Those affected by the invalidation of hundreds of Advanced Placement exams because of a seating mistake at Mills High School in Millbrae were pleased by the bill’s passage in the Assembly Thursday but wish it was in place before the struggle last year.
“No legislation would adequately compensate the Mills students and their parents for what they experienced, but we hope it will spare other students the same fate,” said Mills High School PTO President Paul Seto in an email.
In May 2013, some students taking AP exams at Mills High School were seated at round tables, a violation of testing protocols. After a student complaint prompted an investigation by Educational Testing Service (ETS), College Board, the test’s publisher, announced in July that it would cancel 641 test scores.

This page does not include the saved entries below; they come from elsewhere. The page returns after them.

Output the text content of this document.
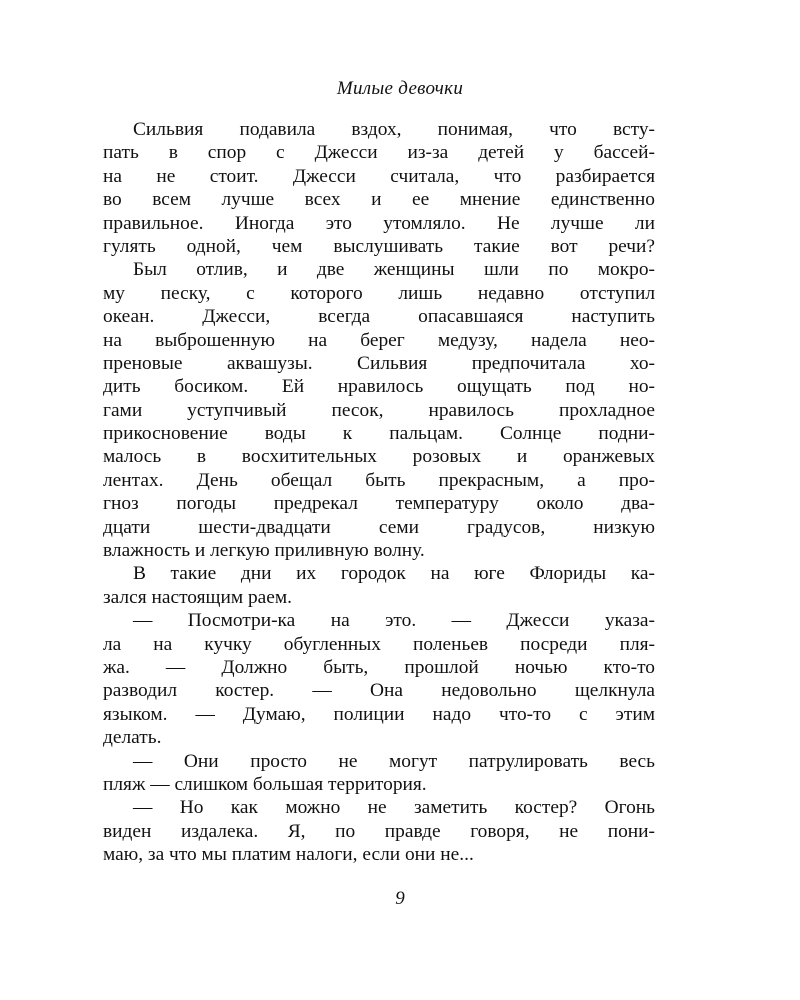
Милые девочки
Сильвия подавила вздох, понимая, что всту-
пать в спор с Джесси из-за детей у бассей-
на не стоит. Джесси считала, что разбирается
во всем лучше всех и ее мнение единственно
правильное. Иногда это утомляло. Не лучше ли
гулять одной, чем выслушивать такие вот речи?
Был отлив, и две женщины шли по мокро-
му песку, с которого лишь недавно отступил
океан. Джесси, всегда опасавшаяся наступить
на выброшенную на берег медузу, надела нео-
преновые аквашузы. Сильвия предпочитала хо-
дить босиком. Ей нравилось ощущать под но-
гами уступчивый песок, нравилось прохладное
прикосновение воды к пальцам. Солнце подни-
малось в восхитительных розовых и оранжевых
лентах. День обещал быть прекрасным, а про-
гноз погоды предрекал температуру около два-
дцати шести-двадцати семи градусов, низкую
влажность и легкую приливную волну.
В такие дни их городок на юге Флориды ка-
зался настоящим раем.
— Посмотри-ка на это. — Джесси указа-
ла на кучку обугленных поленьев посреди пля-
жа. — Должно быть, прошлой ночью кто-то
разводил костер. — Она недовольно щелкнула
языком. — Думаю, полиции надо что-то с этим
делать.
— Они просто не могут патрулировать весь
пляж — слишком большая территория.
— Но как можно не заметить костер? Огонь
виден издалека. Я, по правде говоря, не пони-
маю, за что мы платим налоги, если они не...
9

Nearly 300 students were allowed to retake the tests in August.
That prompted outrage from students who argued they were punished for the mistakes of adults. Some felt ill-prepared to retake a test at the end of summer vacation, while others already had started college.
Students who pass and excel on AP exams, scored on a scale of one to five, are eligible for college credit.

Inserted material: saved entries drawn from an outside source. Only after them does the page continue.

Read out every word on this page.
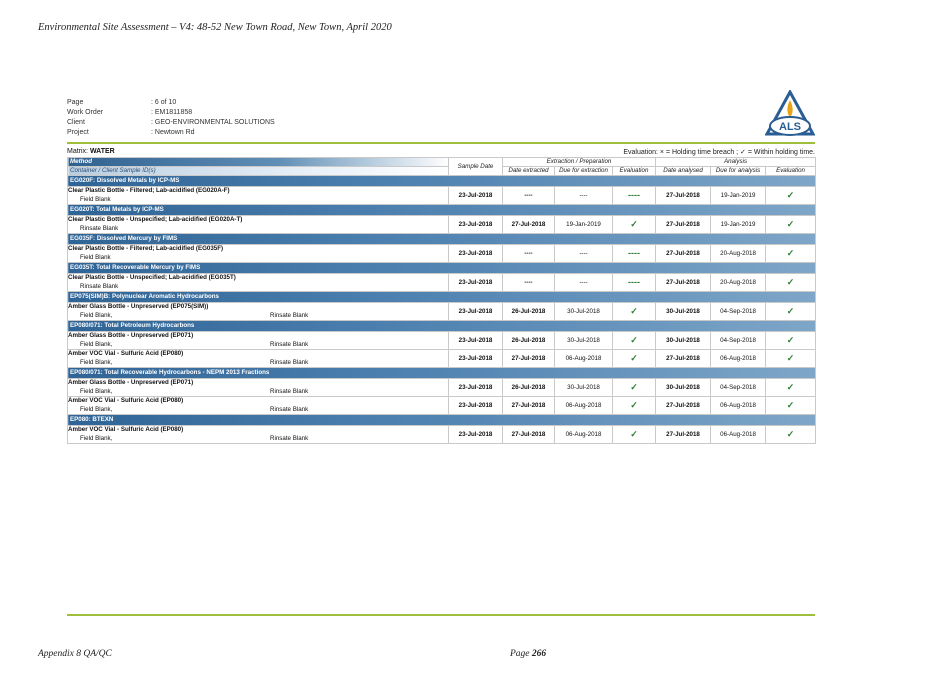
Environmental Site Assessment – V4: 48-52 New Town Road, New Town, April 2020
Page	: 6 of 10
Work Order	: EM1811858
Client	: GEO-ENVIRONMENTAL SOLUTIONS
Project	: Newtown Rd	ALS
Matrix: WATER	Evaluation: × = Holding time breach ; ✓ = Within holding time.
Method	Sample Date	Extraction / Preparation			Analysis		
Container / Client Sample ID(s)		Date extracted	Due for extraction	Evaluation	Date analysed	Due for analysis	Evaluation
EG020F: Dissolved Metals by ICP-MS							

Clear Plastic Bottle - Filtered; Lab-acidified (EG020A-F)
Field Blank	23-Jul-2018	----	----	----	27-Jul-2018	19-Jan-2019	✓
EG020T: Total Metals by ICP-MS							

Clear Plastic Bottle - Unspecified; Lab-acidified (EG020A-T)
Rinsate Blank	23-Jul-2018	27-Jul-2018	19-Jan-2019	✓	27-Jul-2018	19-Jan-2019	✓
EG035F: Dissolved Mercury by FIMS							

Clear Plastic Bottle - Filtered; Lab-acidified (EG035F)
Field Blank	23-Jul-2018	----	----	----	27-Jul-2018	20-Aug-2018	✓
EG035T: Total Recoverable Mercury by FIMS							

Clear Plastic Bottle - Unspecified; Lab-acidified (EG035T)
Rinsate Blank	23-Jul-2018	----	----	----	27-Jul-2018	20-Aug-2018	✓
EP075(SIM)B: Polynuclear Aromatic Hydrocarbons							

Amber Glass Bottle - Unpreserved (EP075(SIM))
Field Blank, Rinsate Blank	23-Jul-2018	26-Jul-2018	30-Jul-2018	✓	30-Jul-2018	04-Sep-2018	✓
EP080/071: Total Petroleum Hydrocarbons							

Amber Glass Bottle - Unpreserved (EP071)
Field Blank, Rinsate Blank	23-Jul-2018	26-Jul-2018	30-Jul-2018	✓	30-Jul-2018	04-Sep-2018	✓

Amber VOC Vial - Sulfuric Acid (EP080)
Field Blank, Rinsate Blank	23-Jul-2018	27-Jul-2018	06-Aug-2018	✓	27-Jul-2018	06-Aug-2018	✓
EP080/071: Total Recoverable Hydrocarbons - NEPM 2013 Fractions							

Amber Glass Bottle - Unpreserved (EP071)
Field Blank, Rinsate Blank	23-Jul-2018	26-Jul-2018	30-Jul-2018	✓	30-Jul-2018	04-Sep-2018	✓

Amber VOC Vial - Sulfuric Acid (EP080)
Field Blank, Rinsate Blank	23-Jul-2018	27-Jul-2018	06-Aug-2018	✓	27-Jul-2018	06-Aug-2018	✓
EP080: BTEXN							

Amber VOC Vial - Sulfuric Acid (EP080)
Field Blank, Rinsate Blank	23-Jul-2018	27-Jul-2018	06-Aug-2018	✓	27-Jul-2018	06-Aug-2018	✓
Appendix 8 QA/QC	Page 266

A federal judge rejected a challenge seeking to reinstate the canceled scores because test-takers are warned that their scores can be canceled because of improper seating.
“Our hardworking students suffered greatly from an irregularity in the seating arrangement, which was a technical error since there was absolutely no evidence of any misconduct by any students at Mills, and the administration had ‘more’ proctors and took extraordinary steps to ensure the integrity of the testing,” past PTO co-president Chris Noma said in an email. “While parents and student appealed to the College Board to reconsider the cancellation of the test scores, the lack of any due process procedures in the Education Code, with no timelines for completing the investigation, seriously and adversely impacted the students ability to re-test and acquire college credits.”

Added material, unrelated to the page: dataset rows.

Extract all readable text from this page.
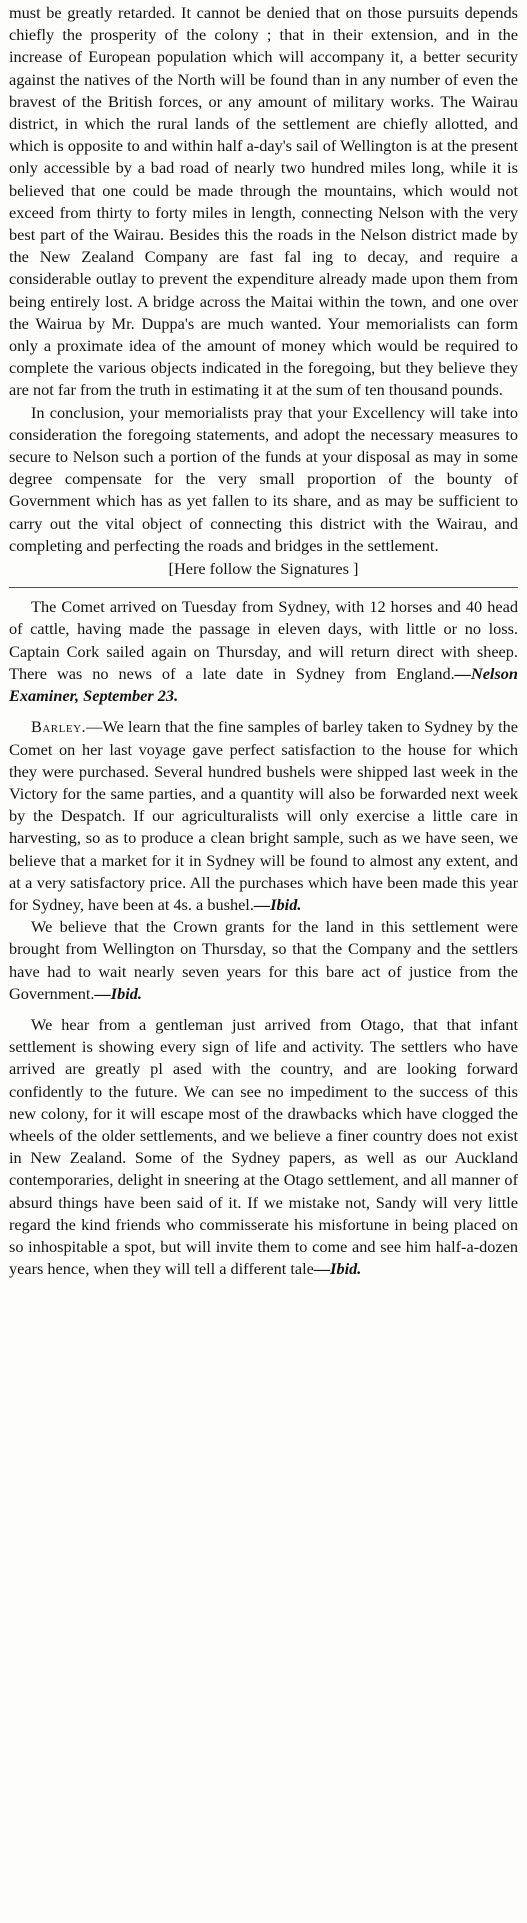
must be greatly retarded. It cannot be denied that on those pursuits depends chiefly the prosperity of the colony ; that in their extension, and in the increase of European population which will accompany it, a better security against the natives of the North will be found than in any number of even the bravest of the British forces, or any amount of military works. The Wairau district, in which the rural lands of the settlement are chiefly allotted, and which is opposite to and within half a-day's sail of Wellington is at the present only accessible by a bad road of nearly two hundred miles long, while it is believed that one could be made through the mountains, which would not exceed from thirty to forty miles in length, connecting Nelson with the very best part of the Wairau. Besides this the roads in the Nelson district made by the New Zealand Company are fast fal ing to decay, and require a considerable outlay to prevent the expenditure already made upon them from being entirely lost. A bridge across the Maitai within the town, and one over the Wairua by Mr. Duppa's are much wanted. Your memorialists can form only a proximate idea of the amount of money which would be required to complete the various objects indicated in the foregoing, but they believe they are not far from the truth in estimating it at the sum of ten thousand pounds.

In conclusion, your memorialists pray that your Excellency will take into consideration the foregoing statements, and adopt the necessary measures to secure to Nelson such a portion of the funds at your disposal as may in some degree compensate for the very small proportion of the bounty of Government which has as yet fallen to its share, and as may be sufficient to carry out the vital object of connecting this district with the Wairau, and completing and perfecting the roads and bridges in the settlement.

[Here follow the Signatures ]

The Comet arrived on Tuesday from Sydney, with 12 horses and 40 head of cattle, having made the passage in eleven days, with little or no loss. Captain Cork sailed again on Thursday, and will return direct with sheep. There was no news of a late date in Sydney from England.—Nelson Examiner, September 23.

Barley.—We learn that the fine samples of barley taken to Sydney by the Comet on her last voyage gave perfect satisfaction to the house for which they were purchased. Several hundred bushels were shipped last week in the Victory for the same parties, and a quantity will also be forwarded next week by the Despatch. If our agriculturalists will only exercise a little care in harvesting, so as to produce a clean bright sample, such as we have seen, we believe that a market for it in Sydney will be found to almost any extent, and at a very satisfactory price. All the purchases which have been made this year for Sydney, have been at 4s. a bushel.—Ibid.

We believe that the Crown grants for the land in this settlement were brought from Wellington on Thursday, so that the Company and the settlers have had to wait nearly seven years for this bare act of justice from the Government.—Ibid.

We hear from a gentleman just arrived from Otago, that that infant settlement is showing every sign of life and activity. The settlers who have arrived are greatly pl ased with the country, and are looking forward confidently to the future. We can see no impediment to the success of this new colony, for it will escape most of the drawbacks which have clogged the wheels of the older settlements, and we believe a finer country does not exist in New Zealand. Some of the Sydney papers, as well as our Auckland contemporaries, delight in sneering at the Otago settlement, and all manner of absurd things have been said of it. If we mistake not, Sandy will very little regard the kind friends who commisserate his misfortune in being placed on so inhospitable a spot, but will invite them to come and see him half-a-dozen years hence, when they will tell a different tale—Ibid.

The legislation, Senate Bill 915, was authored by state Sen. Jerry Hill, D-San Mateo and received a 75-0 vote in the Assembly Thursday. If amendments to it are approved by the state Senate and signed by the governor, it will create an expedited timeline for investigations and subsequent new testing.
The bill also requires test administrators to keep a seating chart, noting the Mills High investigation was delayed and a wide range of scores canceled because there was no documentation showing where students sat.
“As more and more students strive for academic excellence in entering college, it’s important that the rules for conducting advance placement tests are clear and fair for all test takers and for the schools administering these exams,” Hill said in an email. “I introduced SB 915 to ensure that the process for administering these exams — and for addressing any issues that arise as a result — is fair and timely for all concerned. I am delighted that the legislation received such strong support in the Assembly.”
Marc Friedman, vice president of the San Mateo Union High School District Board of Trustees, said he hopes it passes the state Senate and gets signed by the governor.
“It’s a good bill and it’s an appropriate bill,” he said. “I’m glad it will hold ETS to a certain standard, so they can’t make decisions unilaterally.”
The process clearly needed some reform, said district Trustee Stephen Rogers.
“I’m glad for Jerry’s involvement and concern,” Rogers said. “He’s probably the hardest working guy for his constituents.”
While the affected students lost in a court battle, the bill changes how future testing irregularities should be investigated.
Others appreciate the legislation, but note that it is too late for students who already lost their AP scores, including Mills parent David Chow. His son lost five AP classes and as a result is at a lower class standing at University of California at Berkeley, making it difficult for him to get the classes he needs.
“That was a long time coming to give students due process,” he said. “It’s too late for the ones who were affected. ... For most of the basic classes he’d hope to take, he’s on the waitlist. This is all because one student who lied, a school district slow to respond and the College Board.”